The agent's brain lives on a disk that outlives the pod.
When Knative kills an idle agent pod, the agent's notes, memory, and OAuth tokens can't die with it. The pod gets thrown away. The disk doesn't. This chapter is about that disk and the handful of decisions around it.
The problem
A Houston agent stores everything in a folder called
.houston/. Inside: chat history, memory, learned
skills, OAuth tokens for connected tools, files the user has
shared. On the desktop, that folder lives in
~/.houston/workspaces/... on the user's hard drive.
It survives reboots, app crashes, anything short of the user
deleting it.
In the cloud, the agent's pod is ephemeral. Knative kills it
after a few minutes of idle. If the .houston/
folder lived inside the pod, every nap would amnesia the agent.
Bad. So the folder has to live somewhere outside the pod.
The fix: a persistent volume per agent
Kubernetes calls disks "persistent volumes." A persistent volume is a chunk of cloud storage that gets attached to a pod when the pod boots and detached when the pod dies. The data on it survives.

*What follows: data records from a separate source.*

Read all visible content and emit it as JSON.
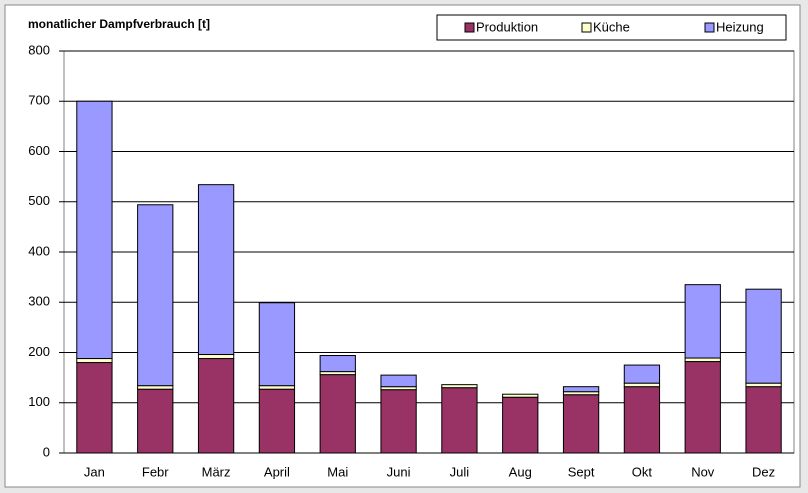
{
  "chart_data": {
    "type": "stacked_bar",
    "title": "monatlicher Dampfverbrauch [t]",
    "categories": [
      "Jan",
      "Febr",
      "März",
      "April",
      "Mai",
      "Juni",
      "Juli",
      "Aug",
      "Sept",
      "Okt",
      "Nov",
      "Dez"
    ],
    "series": [
      {
        "name": "Produktion",
        "color": "#993366",
        "values": [
          180,
          127,
          188,
          127,
          156,
          126,
          130,
          111,
          116,
          132,
          182,
          132
        ]
      },
      {
        "name": "Küche",
        "color": "#ffffcc",
        "values": [
          8,
          7,
          8,
          7,
          6,
          6,
          6,
          6,
          6,
          7,
          7,
          7
        ]
      },
      {
        "name": "Heizung",
        "color": "#9999ff",
        "values": [
          512,
          360,
          338,
          165,
          32,
          23,
          0,
          0,
          10,
          36,
          146,
          187
        ]
      }
    ],
    "ylim": [
      0,
      800
    ],
    "yticks": [
      0,
      100,
      200,
      300,
      400,
      500,
      600,
      700,
      800
    ],
    "grid": true,
    "legend": "top-right"
  }
}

Every agent gets one. ~1 GB to start, grows as needed. Mounted
inside the pod at /data/.houston/. The engine
doesn't know it's running in the cloud; it sees a normal
folder.
How big is the disk?
- Sessions and memory text: a few MB even for heavy users. Text compresses well.

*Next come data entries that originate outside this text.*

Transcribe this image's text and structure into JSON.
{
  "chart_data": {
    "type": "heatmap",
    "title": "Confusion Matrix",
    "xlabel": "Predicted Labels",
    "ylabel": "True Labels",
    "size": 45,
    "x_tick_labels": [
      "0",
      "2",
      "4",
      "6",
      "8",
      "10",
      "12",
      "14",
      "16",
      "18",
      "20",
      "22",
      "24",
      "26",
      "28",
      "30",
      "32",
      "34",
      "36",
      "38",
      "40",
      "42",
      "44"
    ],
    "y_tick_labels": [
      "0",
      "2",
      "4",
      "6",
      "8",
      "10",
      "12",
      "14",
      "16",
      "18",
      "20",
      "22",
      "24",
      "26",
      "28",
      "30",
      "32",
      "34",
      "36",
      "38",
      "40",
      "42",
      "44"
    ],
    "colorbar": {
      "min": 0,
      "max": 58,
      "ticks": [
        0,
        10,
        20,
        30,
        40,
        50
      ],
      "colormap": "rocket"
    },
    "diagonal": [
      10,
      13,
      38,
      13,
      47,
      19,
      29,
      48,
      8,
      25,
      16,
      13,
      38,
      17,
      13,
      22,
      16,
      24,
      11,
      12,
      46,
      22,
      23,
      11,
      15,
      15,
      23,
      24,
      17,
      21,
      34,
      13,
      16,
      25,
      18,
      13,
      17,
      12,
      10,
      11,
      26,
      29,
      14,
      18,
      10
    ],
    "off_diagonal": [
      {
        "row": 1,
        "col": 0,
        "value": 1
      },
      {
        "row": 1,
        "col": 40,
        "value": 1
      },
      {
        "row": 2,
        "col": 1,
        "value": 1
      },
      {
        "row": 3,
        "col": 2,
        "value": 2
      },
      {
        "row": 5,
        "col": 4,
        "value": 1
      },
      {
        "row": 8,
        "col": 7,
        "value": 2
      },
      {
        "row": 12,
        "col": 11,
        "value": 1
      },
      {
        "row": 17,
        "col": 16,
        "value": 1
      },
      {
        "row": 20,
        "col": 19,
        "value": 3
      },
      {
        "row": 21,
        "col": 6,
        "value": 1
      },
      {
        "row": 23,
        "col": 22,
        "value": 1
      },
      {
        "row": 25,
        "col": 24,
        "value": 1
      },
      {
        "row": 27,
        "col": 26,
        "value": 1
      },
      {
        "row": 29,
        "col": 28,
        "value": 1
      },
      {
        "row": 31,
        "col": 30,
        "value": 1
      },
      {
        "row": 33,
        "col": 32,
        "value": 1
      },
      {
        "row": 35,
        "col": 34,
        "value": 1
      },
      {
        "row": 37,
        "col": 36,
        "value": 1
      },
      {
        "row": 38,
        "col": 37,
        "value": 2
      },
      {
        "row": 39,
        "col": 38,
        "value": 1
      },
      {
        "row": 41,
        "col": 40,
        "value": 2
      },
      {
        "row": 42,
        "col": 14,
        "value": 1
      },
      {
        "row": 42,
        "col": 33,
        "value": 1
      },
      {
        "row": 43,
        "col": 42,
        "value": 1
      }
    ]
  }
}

- OAuth tokens, settings: kilobytes.
- Files the user uploads: this is the wild card. Could be tens of MB to GB.
Start at 1 GB per agent. Costs about 10 cents per month on GCP. Auto-grow when 80% full. We're not optimizing storage cost ever — even 10,000 agents at 1 GB is $1,000 a month total. Real money is compute, not disk.
What about big files?
If an agent handles huge files (videos, datasets), the persistent volume is the wrong place. Two reasons: it's attached only when the pod is alive, and it's a more expensive kind of storage than necessary.
For big files, the agent writes to object storage (S3 on AWS, GCS on Google Cloud). Object storage is dirt cheap, designed for huge blobs, and accessible from anywhere. The agent keeps only a reference (a URL) on its persistent volume.
Same pattern as your desktop app having a shortcut to a video on Dropbox. The shortcut is small, the video lives somewhere cheap and shared.
Backups
Two layers:
- Volume snapshots: Kubernetes can snapshot a persistent volume nightly. Costs a fraction of the volume itself.
- Export to object storage: weekly tar of the
.houston/folder uploaded to S3, keyed by agent + date. Old snapshots cycle out.
Restore process: if an agent's volume gets corrupted, we mount
the last snapshot, copy in the latest .houston/ from
S3, the agent's next message wakes the pod with restored state.
User notices nothing.
Sticky scheduling
There's a subtle issue: a persistent volume is usually tied to
one cloud region or even one zone. If we have nodes in
us-east-1a and us-east-1b, an agent's
volume that was created in 1a can only mount to
pods in 1a.
Kubernetes handles this automatically with topology aware scheduling. When the pod boots, K8s asks "where does your volume live?" and only schedules the pod onto matching nodes. We don't have to think about it once it's set up.
The cold start optimization (for later)
Attaching a persistent volume on cold start adds a few hundred milliseconds. For 99% of agents this is fine. If we ever need sub-100ms cold start for some always-on agent, we'd switch to image preloaded with state or state sync from object storage instead of mount. Not v1.
What this gives us
- Agents have real memory. Their
.houston/survives sleep, restart, even cluster failures (with backups). - Compute scales to zero, storage costs pennies. An agent untouched for a year still has its memory waiting, for less than a dollar in storage.
- The engine doesn't have to change. From the engine's perspective,
/data/.houston/is just a folder. Same logic as the desktop app's~/.houston/.
Persistent volumes don't shrink. If an agent writes 5 GB of crap once and then cleans up, you're paying for 5 GB forever (until you migrate the volume). For Houston this probably doesn't matter — agent data should stay small if we're disciplined about big-file offload to object storage. Worth a periodic "agent volume size audit" cron once we're live.
StorageClass standard-ssd-zonal on GKE (cheap SSD per AZ). PersistentVolumeClaim per agent, name pattern pvc-agent-{agent-id}. Created by the control plane when the agent is provisioned. Snapshots scheduled via Velero or native VolumeSnapshot controllers. Object storage: GCS bucket per workspace for tenant data, with lifecycle rules archiving old files to colder/cheaper tiers.